When and how global oil production will peak has been debated, making it difficult to anticipate emissions from the burning of fuel and to precisely estimate its impact on climate. To better understand how emissions might change in the future, Pushker Kharecha and James Hansen of NASA's Goddard Institute for Space Studies in New York considered a wide range of fossil fuel consumption scenarios. The research, published Aug. 5 in the American Geophysical Union's Global Biogeochemical Cycles, shows that the rise in carbon dioxide from burning fossil fuels can be kept below harmful levels as long as emissions from coal are phased out globally within the next few decades.
"This is the first paper in the scientific literature that explicitly melds the two vital issues of global peak oil production and human-induced climate change," Kharecha said. "We're illustrating the types of action needed to get to target carbon dioxide levels."
Carbon dioxide is a greenhouse gas that concerns climate scientists because it can remain in the atmosphere for many centuries and studies have indicated that humans have already caused those levels to rise for decades by burning fossils fuels. Also, carbon dioxide accounts for more than half of all human-caused greenhouse gases in the atmosphere.
Previously published research shows that a dangerous level of global warming will occur if carbon dioxide in the atmosphere exceeds a concentration of about 450 parts per million. That's equivalent to about a 61 percent increase from the pre-industrial level of 280 parts per million, but only 17 percent more than the current level of 385 parts per million. The carbon dioxide cap is related to a global temperature rise of about 1.8Â°F above the 2000 global temperature, at or beyond which point the disintegration of the West Antarctic ice sheet and Arctic sea ice could set in motion feedbacks and lead to accelerated melting.
To better understand the possible trajectory of future carbon dioxide, Kharecha and Hansen devised five carbon dioxide emissions scenarios that span the years 1850-2100. Each scenario reflects a different estimate for the global production peak of fossil fuels, the timing of which depends on reserve size, recoverability and technology.

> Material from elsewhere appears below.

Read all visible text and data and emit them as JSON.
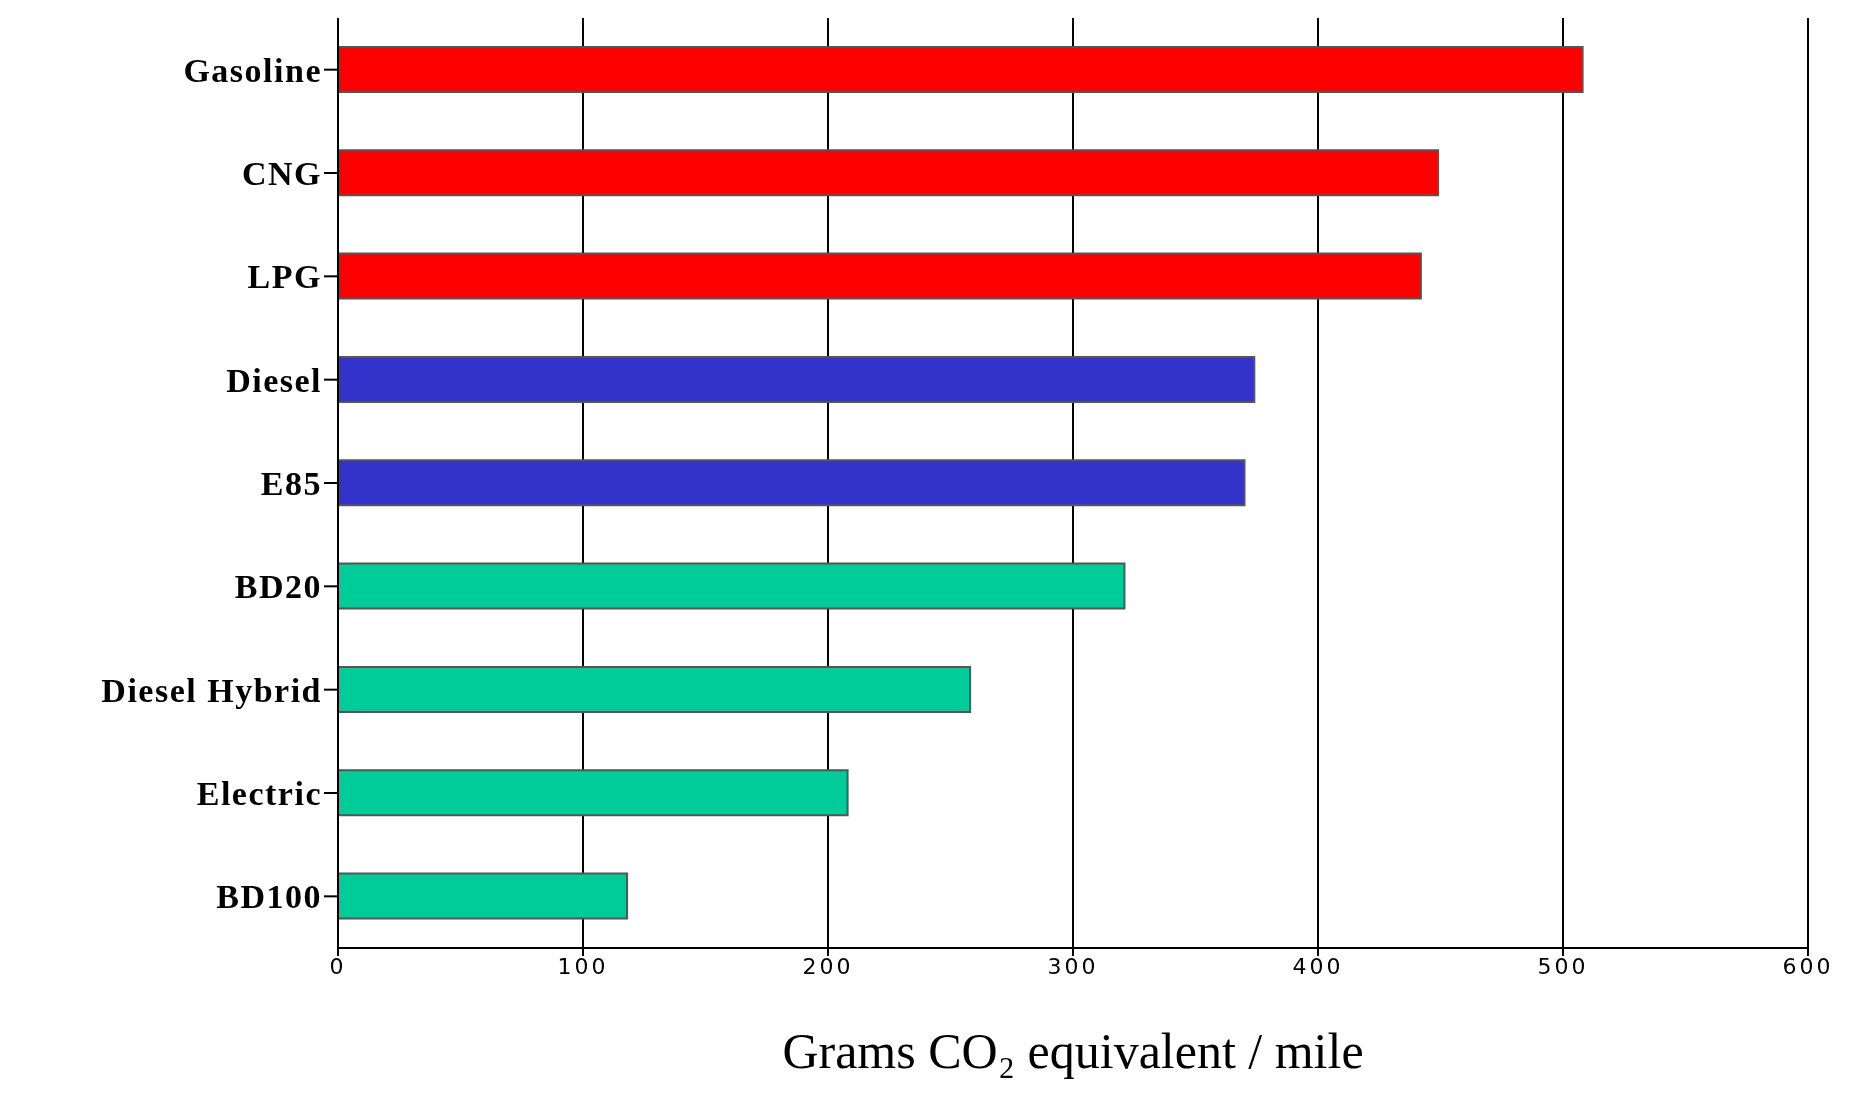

"Even if we assume high-end estimates and unconstrained emissions from conventional oil and gas, we find that these fuels alone are not abundant enough to take carbon dioxide above 450 parts per million," Kharecha said.

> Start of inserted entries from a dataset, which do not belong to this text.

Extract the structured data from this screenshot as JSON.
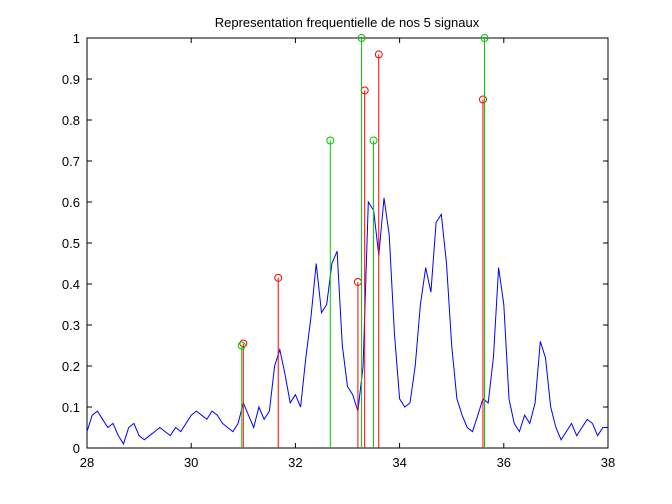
{
  "chart_data": {
    "type": "line",
    "title": "Representation frequentielle de nos 5 signaux",
    "xlabel": "",
    "ylabel": "",
    "xlim": [
      28,
      38
    ],
    "ylim": [
      0,
      1
    ],
    "grid": false,
    "x_ticks": [
      28,
      30,
      32,
      34,
      36,
      38
    ],
    "x_tick_labels": [
      "28",
      "30",
      "32",
      "34",
      "36",
      "38"
    ],
    "y_ticks": [
      0,
      0.1,
      0.2,
      0.3,
      0.4,
      0.5,
      0.6,
      0.7,
      0.8,
      0.9,
      1
    ],
    "y_tick_labels": [
      "0",
      "0.1",
      "0.2",
      "0.3",
      "0.4",
      "0.5",
      "0.6",
      "0.7",
      "0.8",
      "0.9",
      "1"
    ],
    "colors": {
      "spectrum": "#0000ff",
      "stems_red": "#ff0000",
      "stems_green": "#00cc00",
      "axes": "#000000"
    },
    "series": [
      {
        "style": "line",
        "color": "#0000ff",
        "x": [
          28.0,
          28.1,
          28.2,
          28.3,
          28.4,
          28.5,
          28.6,
          28.7,
          28.8,
          28.9,
          29.0,
          29.1,
          29.2,
          29.3,
          29.4,
          29.5,
          29.6,
          29.7,
          29.8,
          29.9,
          30.0,
          30.1,
          30.2,
          30.3,
          30.4,
          30.5,
          30.6,
          30.7,
          30.8,
          30.9,
          31.0,
          31.1,
          31.2,
          31.3,
          31.4,
          31.5,
          31.6,
          31.7,
          31.8,
          31.9,
          32.0,
          32.1,
          32.2,
          32.3,
          32.4,
          32.5,
          32.6,
          32.7,
          32.8,
          32.9,
          33.0,
          33.1,
          33.2,
          33.3,
          33.4,
          33.5,
          33.6,
          33.7,
          33.8,
          33.9,
          34.0,
          34.1,
          34.2,
          34.3,
          34.4,
          34.5,
          34.6,
          34.7,
          34.8,
          34.9,
          35.0,
          35.1,
          35.2,
          35.3,
          35.4,
          35.5,
          35.6,
          35.7,
          35.8,
          35.9,
          36.0,
          36.1,
          36.2,
          36.3,
          36.4,
          36.5,
          36.6,
          36.7,
          36.8,
          36.9,
          37.0,
          37.1,
          37.2,
          37.3,
          37.4,
          37.5,
          37.6,
          37.7,
          37.8,
          37.9,
          38.0
        ],
        "y": [
          0.04,
          0.08,
          0.09,
          0.07,
          0.05,
          0.06,
          0.03,
          0.01,
          0.05,
          0.06,
          0.03,
          0.02,
          0.03,
          0.04,
          0.05,
          0.04,
          0.03,
          0.05,
          0.04,
          0.06,
          0.08,
          0.09,
          0.08,
          0.07,
          0.09,
          0.08,
          0.06,
          0.05,
          0.04,
          0.06,
          0.11,
          0.08,
          0.05,
          0.1,
          0.07,
          0.09,
          0.2,
          0.24,
          0.18,
          0.11,
          0.13,
          0.1,
          0.22,
          0.32,
          0.45,
          0.33,
          0.35,
          0.45,
          0.48,
          0.25,
          0.15,
          0.13,
          0.09,
          0.2,
          0.6,
          0.58,
          0.47,
          0.61,
          0.52,
          0.28,
          0.12,
          0.1,
          0.11,
          0.2,
          0.35,
          0.44,
          0.38,
          0.55,
          0.57,
          0.45,
          0.25,
          0.12,
          0.08,
          0.05,
          0.04,
          0.08,
          0.12,
          0.11,
          0.22,
          0.44,
          0.35,
          0.12,
          0.06,
          0.04,
          0.08,
          0.06,
          0.11,
          0.26,
          0.22,
          0.1,
          0.05,
          0.02,
          0.04,
          0.06,
          0.03,
          0.05,
          0.07,
          0.06,
          0.03,
          0.05,
          0.05
        ]
      },
      {
        "style": "stem",
        "color": "#ff0000",
        "x": [
          31.0,
          31.67,
          33.2,
          33.33,
          33.6,
          35.6
        ],
        "y": [
          0.255,
          0.415,
          0.405,
          0.872,
          0.96,
          0.85
        ]
      },
      {
        "style": "stem",
        "color": "#00cc00",
        "x": [
          30.97,
          32.67,
          33.27,
          33.5,
          35.63
        ],
        "y": [
          0.25,
          0.75,
          1.0,
          0.75,
          1.0
        ]
      }
    ]
  }
}
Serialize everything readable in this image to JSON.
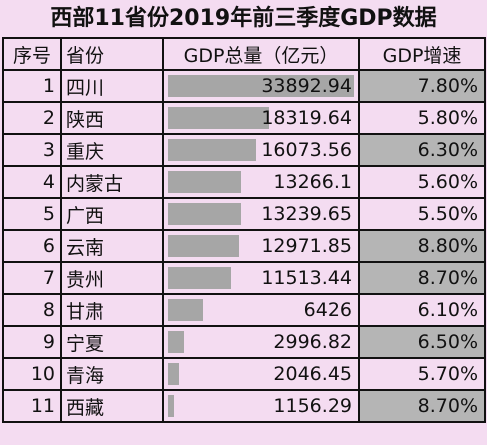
{
  "title": "西部11省份2019年前三季度GDP数据",
  "headers": [
    "序号",
    "省份",
    "GDP总量（亿元）",
    "GDP增速"
  ],
  "chart_data": {
    "type": "table",
    "title": "西部11省份2019年前三季度GDP数据",
    "columns": [
      "序号",
      "省份",
      "GDP总量（亿元）",
      "GDP增速"
    ],
    "bar_max": 33892.94,
    "rows": [
      {
        "idx": "1",
        "name": "四川",
        "gdp": 33892.94,
        "gdp_text": "33892.94",
        "growth": "7.80%",
        "growth_highlight": true
      },
      {
        "idx": "2",
        "name": "陕西",
        "gdp": 18319.64,
        "gdp_text": "18319.64",
        "growth": "5.80%",
        "growth_highlight": false
      },
      {
        "idx": "3",
        "name": "重庆",
        "gdp": 16073.56,
        "gdp_text": "16073.56",
        "growth": "6.30%",
        "growth_highlight": true
      },
      {
        "idx": "4",
        "name": "内蒙古",
        "gdp": 13266.1,
        "gdp_text": "13266.1",
        "growth": "5.60%",
        "growth_highlight": false
      },
      {
        "idx": "5",
        "name": "广西",
        "gdp": 13239.65,
        "gdp_text": "13239.65",
        "growth": "5.50%",
        "growth_highlight": false
      },
      {
        "idx": "6",
        "name": "云南",
        "gdp": 12971.85,
        "gdp_text": "12971.85",
        "growth": "8.80%",
        "growth_highlight": true
      },
      {
        "idx": "7",
        "name": "贵州",
        "gdp": 11513.44,
        "gdp_text": "11513.44",
        "growth": "8.70%",
        "growth_highlight": true
      },
      {
        "idx": "8",
        "name": "甘肃",
        "gdp": 6426,
        "gdp_text": "6426",
        "growth": "6.10%",
        "growth_highlight": false
      },
      {
        "idx": "9",
        "name": "宁夏",
        "gdp": 2996.82,
        "gdp_text": "2996.82",
        "growth": "6.50%",
        "growth_highlight": true
      },
      {
        "idx": "10",
        "name": "青海",
        "gdp": 2046.45,
        "gdp_text": "2046.45",
        "growth": "5.70%",
        "growth_highlight": false
      },
      {
        "idx": "11",
        "name": "西藏",
        "gdp": 1156.29,
        "gdp_text": "1156.29",
        "growth": "8.70%",
        "growth_highlight": true
      }
    ]
  },
  "colors": {
    "background": "#f4dcf1",
    "bar": "#a6a6a6",
    "highlight": "#b5b5b5",
    "border": "#111111"
  }
}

The first scenario estimates carbon dioxide levels if emissions from fossil fuels are unconstrained and follow along "business as usual," growing by two percent annually until half of each reservoir has been recovered, after which emissions begin to decline by two percent annually.

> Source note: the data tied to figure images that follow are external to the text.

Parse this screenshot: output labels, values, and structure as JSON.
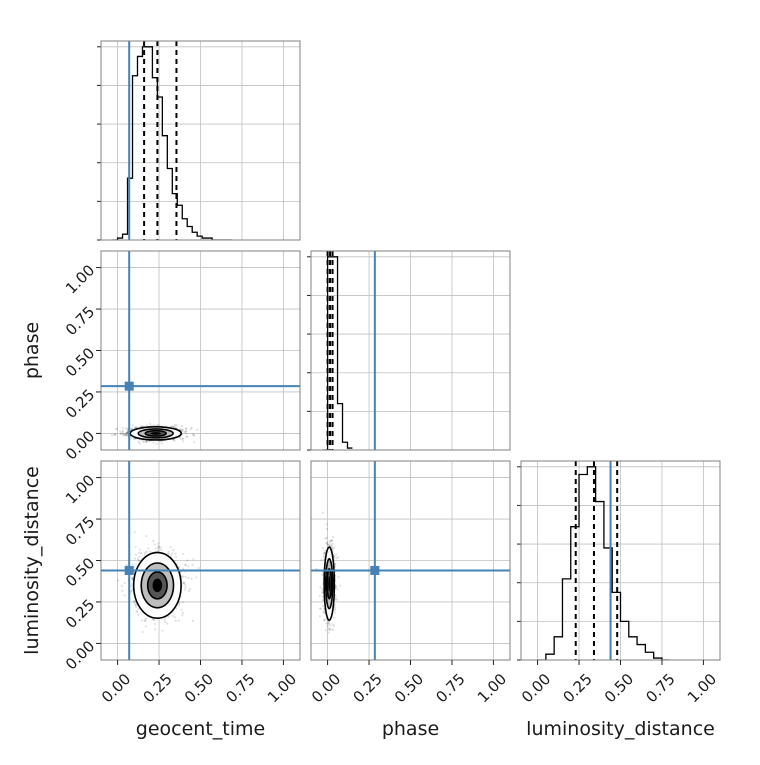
{
  "chart_data": {
    "type": "corner",
    "grid": true,
    "colors": {
      "truth": "#4682b4",
      "hist": "#000000",
      "frame": "#808080",
      "grid": "#c0c0c0",
      "scatter": "#000000"
    },
    "ticks": [
      0.0,
      0.25,
      0.5,
      0.75,
      1.0
    ],
    "tick_labels": [
      "0.00",
      "0.25",
      "0.50",
      "0.75",
      "1.00"
    ],
    "params": [
      {
        "key": "geocent_time",
        "label": "geocent_time",
        "truth": 0.07,
        "quantiles": [
          0.16,
          0.24,
          0.355
        ]
      },
      {
        "key": "phase",
        "label": "phase",
        "truth": 0.285,
        "quantiles": [
          0.0,
          0.015,
          0.03
        ]
      },
      {
        "key": "luminosity_distance",
        "label": "luminosity_distance",
        "truth": 0.44,
        "quantiles": [
          0.23,
          0.34,
          0.48
        ]
      }
    ],
    "histograms": [
      {
        "param": "geocent_time",
        "bin_edges": [
          -0.03,
          0.0,
          0.03,
          0.06,
          0.09,
          0.12,
          0.15,
          0.18,
          0.21,
          0.24,
          0.27,
          0.3,
          0.33,
          0.36,
          0.39,
          0.42,
          0.45,
          0.48,
          0.51,
          0.54,
          0.57,
          0.6,
          0.63,
          0.66,
          0.69
        ],
        "counts": [
          0,
          1,
          3,
          32,
          85,
          95,
          100,
          100,
          84,
          74,
          54,
          37,
          24,
          18,
          11,
          7,
          4,
          2,
          1,
          1,
          0,
          0,
          0,
          0
        ],
        "ylim": [
          0,
          103
        ]
      },
      {
        "param": "phase",
        "bin_edges": [
          -0.03,
          0.0,
          0.03,
          0.06,
          0.09,
          0.12,
          0.15
        ],
        "counts": [
          0,
          100,
          100,
          24,
          4,
          1
        ],
        "ylim": [
          0,
          103
        ]
      },
      {
        "param": "luminosity_distance",
        "bin_edges": [
          0.0,
          0.05,
          0.1,
          0.15,
          0.2,
          0.25,
          0.3,
          0.35,
          0.4,
          0.45,
          0.5,
          0.55,
          0.6,
          0.65,
          0.7,
          0.75,
          0.8
        ],
        "counts": [
          0,
          3,
          12,
          42,
          69,
          96,
          100,
          82,
          58,
          35,
          20,
          12,
          8,
          4,
          1,
          0
        ],
        "ylim": [
          0,
          103
        ]
      }
    ],
    "scatter_panels": [
      {
        "x": "geocent_time",
        "y": "phase",
        "center": [
          0.23,
          0.0
        ],
        "spread": [
          0.07,
          0.018
        ]
      },
      {
        "x": "geocent_time",
        "y": "luminosity_distance",
        "center": [
          0.24,
          0.35
        ],
        "spread": [
          0.065,
          0.09
        ]
      },
      {
        "x": "phase",
        "y": "luminosity_distance",
        "center": [
          0.01,
          0.36
        ],
        "spread": [
          0.014,
          0.1
        ]
      }
    ]
  }
}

The second scenario considers a situation in which emissions from coal are reduced first by developed countries starting in 2013 and then by developing countries a decade later, leading to a global phase out by 2050 of the emissions from burning coal that reach the atmosphere. The reduction of emissions to the atmosphere in this case can come from reducing coal consumption or from capturing and sequestering the carbon dioxide before it reaches the atmosphere.
The remaining three scenarios include the above-mentioned phase out of coal, but consider different scenarios for oil use and supply. One case considers a delay in the oil peak by about 21 years to 2037. Another considers the implications of fewer-than-expected additions to proven reserves due to overestimated reserves, or the addition of a price on emissions that makes the fuel too expensive to extract. The final scenario looks at emissions from oil fields that peak at different times, extending the peak into a plateau that lasts from 2020-2040.
Next, the team used a simplified mathematical model, called the Bern carbon cycle model, to convert carbon dioxide emissions from each scenario into estimates of future carbon dioxide concentrations in the atmosphere.
The unconstrained "business as usual" scenario resulted in a level of atmospheric carbon dioxide that more than doubled the preindustrial level and from about 2035 onward levels exceed the 450 parts per million threshold of this study. Even when low-end estimates of reserves were assumed, the threshold was exceeded from about 2050 onwards. However, the other four scenarios resulted in carbon dioxide levels that peaked in various years but all fell below the prescribed cap of 450 parts per million by about 2080 at the latest, with levels in two of the scenarios always staying below the threshold.
The researchers suggest that the results illustrated by each scenario have clear implications for reducing carbon dioxide emissions from coal, as well as "unconventional" fuels such as methane hydrates and tar sands, all of which contain much more fossil carbon than conventional oil and gas.
"Because coal is much more plentiful than oil and gas, reducing coal emissions is absolutely essential to avoid 'dangerous' climate change brought about by atmospheric carbon dioxide concentration exceeding 450 parts per million," Kharecha said. "The most important mitigation strategy we recommend - a phase-out of carbon dioxide emissions from coal within the next few decades - is feasible using current or near-term technologies."